Holder Petra Kvitova was stunned at the WTA Championships on Tuesday with a defeat that reduced her to tears, while Serena Williams and Maria Sharapova began their campaigns in top form at the end-of-season competition.
Sixth seed Kvitova was toppled 6-3, 6-2 by Poland’s Agnieszka Radwanska in a contest that saw the Czech commit a whopping 41 unforced errors to only five from her opponent in the round-robin competition featuring the world’s top eight women.
Wimbledon and US Open champion Williams eased to a 6-4, 6-1 victory against Germany’s Angelique Kerber, while French Open champion Sharapova beat Italy’s Sara Errani 6-3, 6-2.
Kvitova, so impressive winning last year’s title, had trouble keeping the ball in court off the ground, while fourth-seeded Radwanska put on a smart performance, easily moving her opponent out of position.
It was the Czech’s first loss in 25 matches on indoor hard courts, dating back to October 2010.
Kvitova came into her news conference with tears in her eyes and admitted having lost control of her emotions.
“It was a little bit different, but the nerves were there for sure,” Kvitova told reporters. “I was nervous all the match. I felt my fingers weren’t still moving and I didn’t move on my legs. I’m disappointed in myself. I had a lot of errors and it wasn’t good tennis from my side ... If you are not playing like some matches before and now you have a player who’s No. 4 in the world, it’s not easy to be relaxed.”
Williams overcame an injury scare during a winning start to her bid to cap a brilliant comeback season by regaining the WTA Championship title.

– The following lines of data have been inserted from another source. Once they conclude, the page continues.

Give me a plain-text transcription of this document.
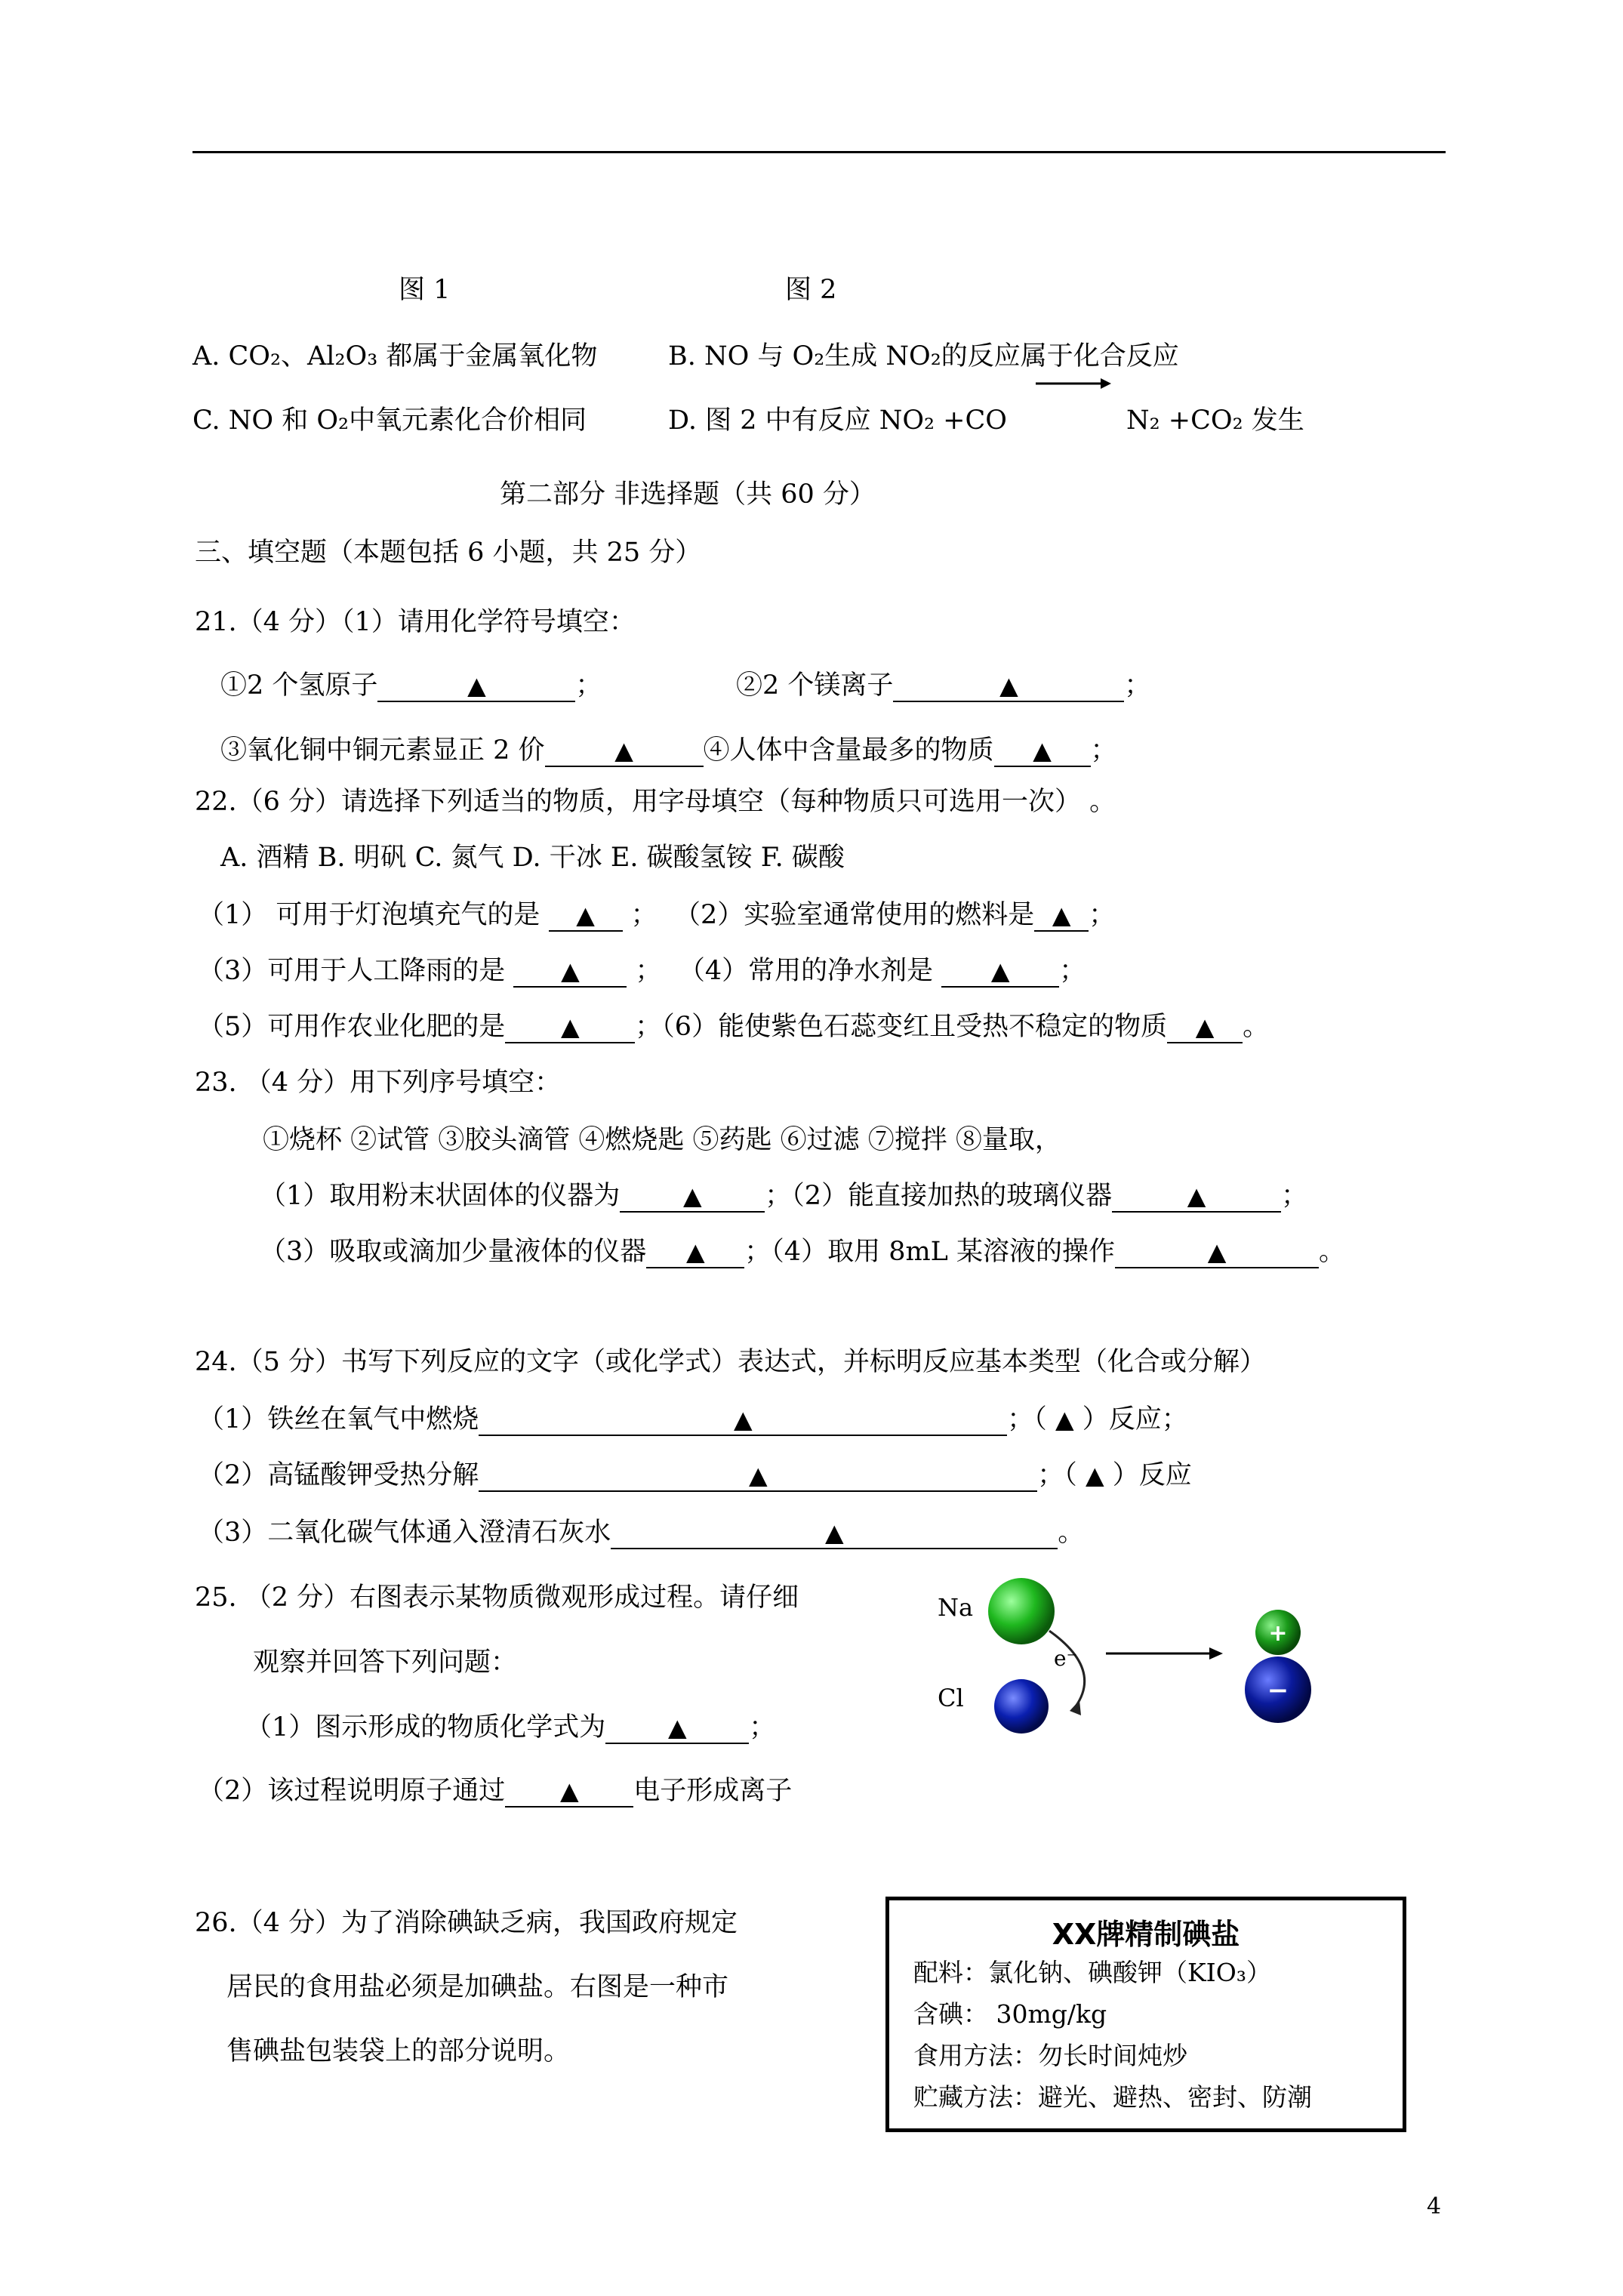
图 1	图 2
A. CO₂、Al₂O₃ 都属于金属氧化物	B. NO 与 O₂生成 NO₂的反应属于化合反应
C. NO 和 O₂中氧元素化合价相同	D. 图 2 中有反应 NO₂ +CO	N₂ +CO₂ 发生
第二部分 非选择题（共 60 分）
三、填空题（本题包括 6 小题，共 25 分）
21.（4 分）（1）请用化学符号填空：
①2 个氢原子	▲	；	②2 个镁离子	▲	；
③氧化铜中铜元素显正 2 价	▲	④人体中含量最多的物质 ▲ ；
22.（6 分）请选择下列适当的物质，用字母填空（每种物质只可选用一次） 。
A. 酒精 B. 明矾 C. 氮气 D. 干冰 E. 碳酸氢铵 F. 碳酸
（1） 可用于灯泡填充气的是 ▲ ；  （2）实验室通常使用的燃料是 ▲ ；
（3）可用于人工降雨的是 ▲ ；  （4）常用的净水剂是 ▲ ；
（5）可用作农业化肥的是 ▲ ；（6）能使紫色石蕊变红且受热不稳定的物质 ▲ 。
23. （4 分）用下列序号填空：
①烧杯 ②试管 ③胶头滴管 ④燃烧匙 ⑤药匙 ⑥过滤 ⑦搅拌 ⑧量取，
（1）取用粉末状固体的仪器为	▲ ；（2）能直接加热的玻璃仪器	▲	；
（3）吸取或滴加少量液体的仪器 ▲ ；（4）取用 8mL 某溶液的操作	▲	。
24.（5 分）书写下列反应的文字（或化学式）表达式，并标明反应基本类型（化合或分解）
（1）铁丝在氧气中燃烧	▲	；（ ▲ ）反应；
（2）高锰酸钾受热分解	▲	；（ ▲ ）反应
（3）二氧化碳气体通入澄清石灰水	▲	。
25. （2 分）右图表示某物质微观形成过程。请仔细
观察并回答下列问题：
（1）图示形成的物质化学式为	▲ ；
（2）该过程说明原子通过 ▲ 电子形成离子
Na
Cl
e⁻
+
−
26.（4 分）为了消除碘缺乏病，我国政府规定
居民的食用盐必须是加碘盐。右图是一种市
售碘盐包装袋上的部分说明。
XX牌精制碘盐
配料：氯化钠、碘酸钾（KIO₃）
含碘： 30mg/kg
食用方法：勿长时间炖炒
贮藏方法：避光、避热、密封、防潮
4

She appeared to pull a gluteal muscle attempting a retrieve in the first set, but played through the discomfort to beat Kerber, a debutant in the event.
Williams’ tenacious efforts thus earned her revenge over the improving German left-hander, who upset her in their last meeting, at Cincinnati in August, and who had her moments early on this time too.
The unofficial favorite nevertheless denied that she had suffered any problems, saying: “I feel like I am moving fine, getting a lot of balls back, being really defensive, running down drop shots really easily.”
However, none of that sounded like Williams’ more usual bellicose approach to the game, and certainly there were a few minutes in the fifth and sixth games when a different outcome seemed possible.
Once she held her lower back after failing to reach a ball wide on the forehand side and then she dropped serve in that game, after unaccountably hitting wide with a backhand drive from well inside the baseline.
The following game saw Kerber starting to dictate some of the rallies, with Williams again appearing to hold her gluteal region. However, her superbly rhythmic service action got her through the next game, and after holding serve again for 5-4 she summoned some adrenaline with fearsome fist pumping and yelling.
Then her standard improved, but Kerber might still have reached 5-5 had she not served a double fault on an advantage point. Williams punished that with two solid attacks which snatched her the set.
Once Williams had broken serve for 3-1 in the second set with a trademark ferocious drive volley, she managed to get on top for the first time, though her victory celebrations seemed subdued.
Determined to project a positive view of her physical state, she suggested she had been “just kind of getting into my rhythm a little bit,” and “obviously trying to do more, but really just feeling my way around pretty much.”
It has been more than six weeks since Williams last competed — when she beat Victoria Azarenka in the final of the US Open in New York — and there had been, she volunteered, some strange twinges because that.
“I felt like I had practiced too much, and if I hit another practice ball I’m going nuts,” she said. “I was, like, if I have another practice day, I don’t know if I can handle it.”